Nejad Tribal Geometric Rugs Coordinate Perfectly with Stickley Furniture
Wood tones, simple lines, relaxed designs, rustic, durable, timeless … Stickley Furniture. Using superior construction techniques and the highest quality materials, the Stickley name has been synonymous with excellence in the furniture industry for over a century.
Not only did the early 20th-century American furniture created by the Stickley brothers use solid construction methods, traditional joinery techniques, and the highest quality woods, but even more, it showed a genius for design – creating hundreds of new forms that were at once beautiful to look upon, practical to use, exceedingly
strong and long-lasting, and perfect for the new ways American families wanted to live.
The popular usage of the term ‘Craftsman’, which denotes a style of architecture, interior design, and decorative arts representative of that very period, originates from the trade name that Gustav Stickley chose for his Craftsman line of Arts & Crafts furniture. The underlying principle of the Craftsman philosophy, and the
Craftsman style home, was “Honesty of Design” – a value promoted by Stickley in his monthly magazine, The Craftsman, in which he offered a new house plan in every issue.
While the terms Craftsman and Mission are sometimes used interchangeably the Mission style is more typically southwestern and is a style influenced by the stucco-faced edefices of 18th century Spanish missions as well
as the native Americans in the Southwest.

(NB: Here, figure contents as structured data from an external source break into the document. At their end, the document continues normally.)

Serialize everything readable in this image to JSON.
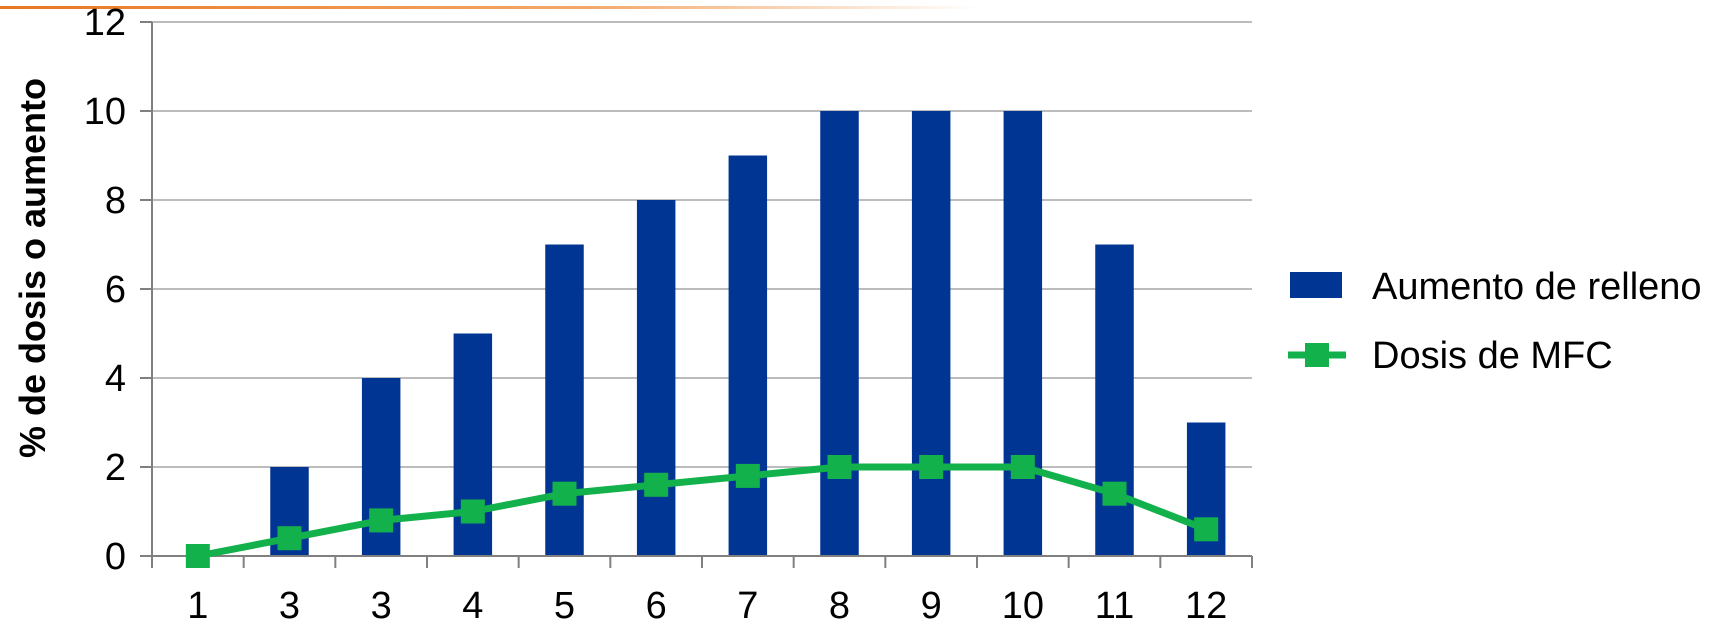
{
  "colors": {
    "bar": "#003594",
    "line": "#13b14b",
    "grid": "#a6a6a6",
    "accent": "#e87722"
  },
  "chart_data": {
    "type": "bar",
    "categories": [
      "1",
      "3",
      "3",
      "4",
      "5",
      "6",
      "7",
      "8",
      "9",
      "10",
      "11",
      "12"
    ],
    "series": [
      {
        "name": "Aumento de relleno",
        "type": "bar",
        "values": [
          0,
          2,
          4,
          5,
          7,
          8,
          9,
          10,
          10,
          10,
          7,
          3
        ]
      },
      {
        "name": "Dosis de MFC",
        "type": "line",
        "marker": "square",
        "values": [
          0,
          0.4,
          0.8,
          1.0,
          1.4,
          1.6,
          1.8,
          2.0,
          2.0,
          2.0,
          1.4,
          0.6
        ]
      }
    ],
    "title": "",
    "xlabel": "",
    "ylabel": "% de dosis o aumento",
    "ylim": [
      0,
      12
    ],
    "yticks": [
      0,
      2,
      4,
      6,
      8,
      10,
      12
    ],
    "grid": true,
    "legend": "right"
  }
}
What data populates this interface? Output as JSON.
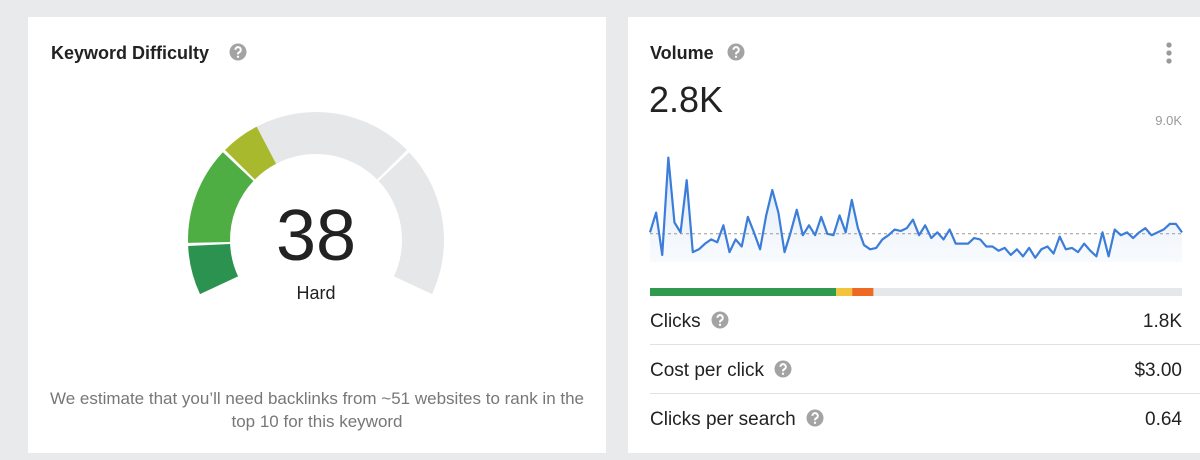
{
  "keyword_difficulty": {
    "title": "Keyword Difficulty",
    "gauge": {
      "value": 38,
      "scale": [
        0,
        100
      ],
      "label": "Hard",
      "empty_color": "#e6e7e9",
      "bands": [
        {
          "to": 10,
          "color": "#2b9250"
        },
        {
          "to": 30,
          "color": "#4eae44"
        },
        {
          "to": 70,
          "color": "#a9b92e"
        },
        {
          "to": 100,
          "color": "#d0d0d0"
        }
      ]
    },
    "description": "We estimate that you’ll need backlinks from ~51 websites to rank in the top 10 for this keyword"
  },
  "volume": {
    "title": "Volume",
    "value": "2.8K",
    "chart_data": {
      "type": "line",
      "color": "#3b7dd8",
      "ylim": [
        0,
        9000
      ],
      "yticks": [
        {
          "value": 9000,
          "label": "9.0K"
        }
      ],
      "reference": 2000,
      "values": [
        2100,
        3500,
        500,
        7400,
        2800,
        2100,
        5800,
        700,
        900,
        1300,
        1600,
        1400,
        2600,
        700,
        1600,
        1100,
        3200,
        2100,
        900,
        3300,
        5100,
        3500,
        700,
        2100,
        3700,
        1900,
        2600,
        1900,
        3200,
        2000,
        1900,
        3300,
        2100,
        4400,
        2400,
        1200,
        900,
        1000,
        1600,
        1900,
        2300,
        2200,
        2400,
        3000,
        1900,
        2600,
        1700,
        2100,
        1600,
        2300,
        1300,
        1300,
        1300,
        1700,
        1600,
        1100,
        1100,
        800,
        1000,
        500,
        900,
        400,
        1000,
        300,
        900,
        1100,
        600,
        1800,
        900,
        1000,
        700,
        1300,
        800,
        400,
        2100,
        400,
        2300,
        1900,
        2100,
        1700,
        2100,
        2400,
        1900,
        2100,
        2300,
        2700,
        2700,
        2100
      ]
    },
    "click_bar": [
      {
        "value": 35,
        "color": "#2f9a4e"
      },
      {
        "value": 3,
        "color": "#f3c43b"
      },
      {
        "value": 4,
        "color": "#ee6a24"
      },
      {
        "value": 58,
        "color": "#e6e7e9"
      }
    ],
    "rows": [
      {
        "label": "Clicks",
        "value": "1.8K"
      },
      {
        "label": "Cost per click",
        "value": "$3.00"
      },
      {
        "label": "Clicks per search",
        "value": "0.64"
      }
    ]
  }
}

The Craftsman house is, arguably, a unique structure – artisan-constructed, architect-designed – using natural materials with design features conforming to the environmental surroundings. The interior spaces of these early 20th century homes typically resonated with simple, beautiful, functional, harmonious, hand-crafted, high quality, and durable amenities: from furniture to built-in woodwork to doors and windows, fireplaces and stonework to fabrics and textiles, wallpaper to rugs and tapestries.